PR #3 — helmdeck.route meta-pack with gap analysis

A meta-pack the chat agent calls before routing. Takes {user_intent: string, context?: any}, queries helmdeck://routing-guide + memory defaults internally, returns:

{
"recommendation": {"kind": "pipeline" | "pack", "id": "builtin.brief-rewrite-blog",
"suggested_inputs": {"persona": "technical", "audience": "platform engineers"}},
"alternatives": [{"kind": "pack", "id": "blog.publish", "why": "…"}],
"gap_warning": null,
"reasoning": "Brief-shaped input + blog target. Caller's typical persona for AI-agent topics is technical."
}

When nothing matches, gap_warning is populated with a structured proposal:

{
"missing_capability": "extract transcript from YouTube video",
"proposed_pack": {
"name": "youtube.transcript",
"input_schema": {"url": "string"},
"output_schema": {"transcript_text": "string", "video_title": "string", "channel_name": "string"},
"integration_pattern": "http-fetch + auth via vault credential 'youtube-api-key'",
"why_useful": "Would chain with podcast.generate or blog.rewrite_for_audience for video-source content workflows."
}
}

Agent confirms the gap with the user and optionally files a GitHub issue via github.create_issue.

SKILL.md collapses to: "For any multi-step request, call helmdeck__route first. It returns the recommended pipeline/pack plus suggested inputs. Confirm with the user, then run."

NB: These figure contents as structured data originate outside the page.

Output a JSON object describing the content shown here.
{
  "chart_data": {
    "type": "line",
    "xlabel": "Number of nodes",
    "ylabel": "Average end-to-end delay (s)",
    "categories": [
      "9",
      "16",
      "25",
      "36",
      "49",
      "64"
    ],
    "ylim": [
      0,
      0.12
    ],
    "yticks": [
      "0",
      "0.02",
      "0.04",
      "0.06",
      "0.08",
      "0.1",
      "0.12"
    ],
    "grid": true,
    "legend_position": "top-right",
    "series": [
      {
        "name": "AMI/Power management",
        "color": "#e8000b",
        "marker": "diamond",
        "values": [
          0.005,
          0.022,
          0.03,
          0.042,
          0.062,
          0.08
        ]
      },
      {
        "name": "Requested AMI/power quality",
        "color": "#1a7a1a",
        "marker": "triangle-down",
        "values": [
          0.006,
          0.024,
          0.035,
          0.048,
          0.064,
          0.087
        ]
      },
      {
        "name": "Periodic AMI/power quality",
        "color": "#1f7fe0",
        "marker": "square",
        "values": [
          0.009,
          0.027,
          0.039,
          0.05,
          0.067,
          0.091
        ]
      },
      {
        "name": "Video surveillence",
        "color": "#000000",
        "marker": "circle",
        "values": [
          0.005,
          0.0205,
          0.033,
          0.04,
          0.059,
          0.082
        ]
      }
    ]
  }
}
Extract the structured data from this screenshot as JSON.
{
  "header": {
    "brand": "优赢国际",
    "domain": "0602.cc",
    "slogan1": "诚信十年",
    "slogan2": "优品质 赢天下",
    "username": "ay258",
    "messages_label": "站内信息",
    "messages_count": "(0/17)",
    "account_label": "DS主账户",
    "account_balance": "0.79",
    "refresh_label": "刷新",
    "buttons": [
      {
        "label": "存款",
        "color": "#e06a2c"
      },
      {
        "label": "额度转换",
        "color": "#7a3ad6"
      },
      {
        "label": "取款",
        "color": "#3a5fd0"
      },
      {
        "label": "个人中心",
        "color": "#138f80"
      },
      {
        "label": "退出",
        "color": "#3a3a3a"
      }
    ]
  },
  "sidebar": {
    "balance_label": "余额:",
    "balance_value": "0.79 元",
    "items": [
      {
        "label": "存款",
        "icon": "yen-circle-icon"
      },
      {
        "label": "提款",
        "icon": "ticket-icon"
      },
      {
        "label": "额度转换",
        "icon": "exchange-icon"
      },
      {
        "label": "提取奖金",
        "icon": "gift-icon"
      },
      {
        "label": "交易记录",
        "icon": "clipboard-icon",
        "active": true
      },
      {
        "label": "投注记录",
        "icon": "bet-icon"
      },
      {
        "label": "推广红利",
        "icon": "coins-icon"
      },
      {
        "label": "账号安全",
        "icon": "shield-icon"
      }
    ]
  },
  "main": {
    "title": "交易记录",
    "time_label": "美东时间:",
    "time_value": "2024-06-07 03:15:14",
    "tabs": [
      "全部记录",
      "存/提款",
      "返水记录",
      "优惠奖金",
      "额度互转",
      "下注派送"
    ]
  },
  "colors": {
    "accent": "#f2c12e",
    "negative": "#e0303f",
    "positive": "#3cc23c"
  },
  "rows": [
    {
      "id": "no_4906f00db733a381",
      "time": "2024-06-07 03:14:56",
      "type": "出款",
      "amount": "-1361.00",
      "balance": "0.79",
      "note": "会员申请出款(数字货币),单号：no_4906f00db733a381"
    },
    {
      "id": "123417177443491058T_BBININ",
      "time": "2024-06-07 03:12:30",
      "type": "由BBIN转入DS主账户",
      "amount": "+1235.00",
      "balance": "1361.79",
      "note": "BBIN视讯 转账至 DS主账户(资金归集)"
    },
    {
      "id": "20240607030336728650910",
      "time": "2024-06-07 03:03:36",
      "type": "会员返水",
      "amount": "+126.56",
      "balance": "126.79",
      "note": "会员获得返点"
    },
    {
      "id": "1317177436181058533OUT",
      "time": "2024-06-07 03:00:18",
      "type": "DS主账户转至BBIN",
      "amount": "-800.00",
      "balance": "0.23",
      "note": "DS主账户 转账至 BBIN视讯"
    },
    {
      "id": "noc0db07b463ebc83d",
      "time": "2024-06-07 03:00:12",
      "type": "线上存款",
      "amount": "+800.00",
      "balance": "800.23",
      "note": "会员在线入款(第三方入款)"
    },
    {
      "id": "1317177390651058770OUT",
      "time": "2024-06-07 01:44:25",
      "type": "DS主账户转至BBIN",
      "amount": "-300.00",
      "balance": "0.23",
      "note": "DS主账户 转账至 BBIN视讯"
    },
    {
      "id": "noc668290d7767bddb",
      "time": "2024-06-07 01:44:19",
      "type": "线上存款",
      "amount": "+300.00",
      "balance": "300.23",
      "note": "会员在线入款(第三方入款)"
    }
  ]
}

PR #4 — Memory-management UI in web/

A page in the existing web app that surfaces what PR #2 wrote: lists recent audit rows (pack name, when, outcome), shows the helmdeck://my-defaults projection visually, and exposes the forget surface as buttons (per-row "forget this run", per-pack "forget pack history", global "clear all"). No new backend — this PR wires UI to existing PR #2 endpoints (REST shim around helmdeck.memory_forget and an MCP-over-WS read of helmdeck://my-defaults).

Rationale for splitting it out: the capability to inspect and clear ships in PR #2 (resource + pack). The visual surface is a UX concern with its own design loop. Coupling them would slow PR #2's review (Go reviewers vs. React reviewers) and bloat the diff. Users who want CLI/MCP-only management never need this PR.

Consequences

Positive.

  • The catalog becomes a queryable surface rather than a static blob. Future maintainers add metadata next to the pack definition, not in a 500-line skill file.
  • Agent routing decisions improve over time (PR #2) and get cheaper (the agent loads helmdeck://routing-guide instead of all of SKILL.md).
  • Gap analysis (PR #3) turns "we don't have this" from a dead end into a structured pack-proposal the maintainer can act on.
  • Each PR is independently shippable and improves the system in isolation — PR #1's catalog is useful even without PR #2/3.

Negative.

  • More fields to keep accurate. A pack whose metadata says Accepts: ["markdown"] but really only accepts a specific markdown shape (Marp) is a lie that misroutes agents. Mitigation: populate metadata on the same PR that touches a pack's behavior; reviewer enforcement.
  • The agent has two routing surfaces during the transition: SKILL.md text and the resource. Mitigation: SKILL.md explicitly says "the resource is canonical; this skill is fallback."

Out of scope of this ADR.

  • A learning loop that updates IntentKeywords from real chat traffic — that's a research project, not a PR.
  • A pure-metadata catalog without LLM-based routing — PR #3 commits to the LLM-routing-pack model because the gap-analysis case needs LLM reasoning, not just metadata matching.

See also

  • ADR 039 — Universal Memory Delivery Layer. PR #2 of this roadmap layers on its existing per-caller namespace.
  • ADR 041 — Pipelines as a first-class resource. PR #1 extends the Pipeline struct.
  • ADR 046 — Coding pipelines and agent-integration roadmap. The gap-analysis surface in PR #3 is the same shape as the coding-agent recommendations in ADR 046's "Future integrations" table — applied dynamically to user intent rather than just curated by maintainers.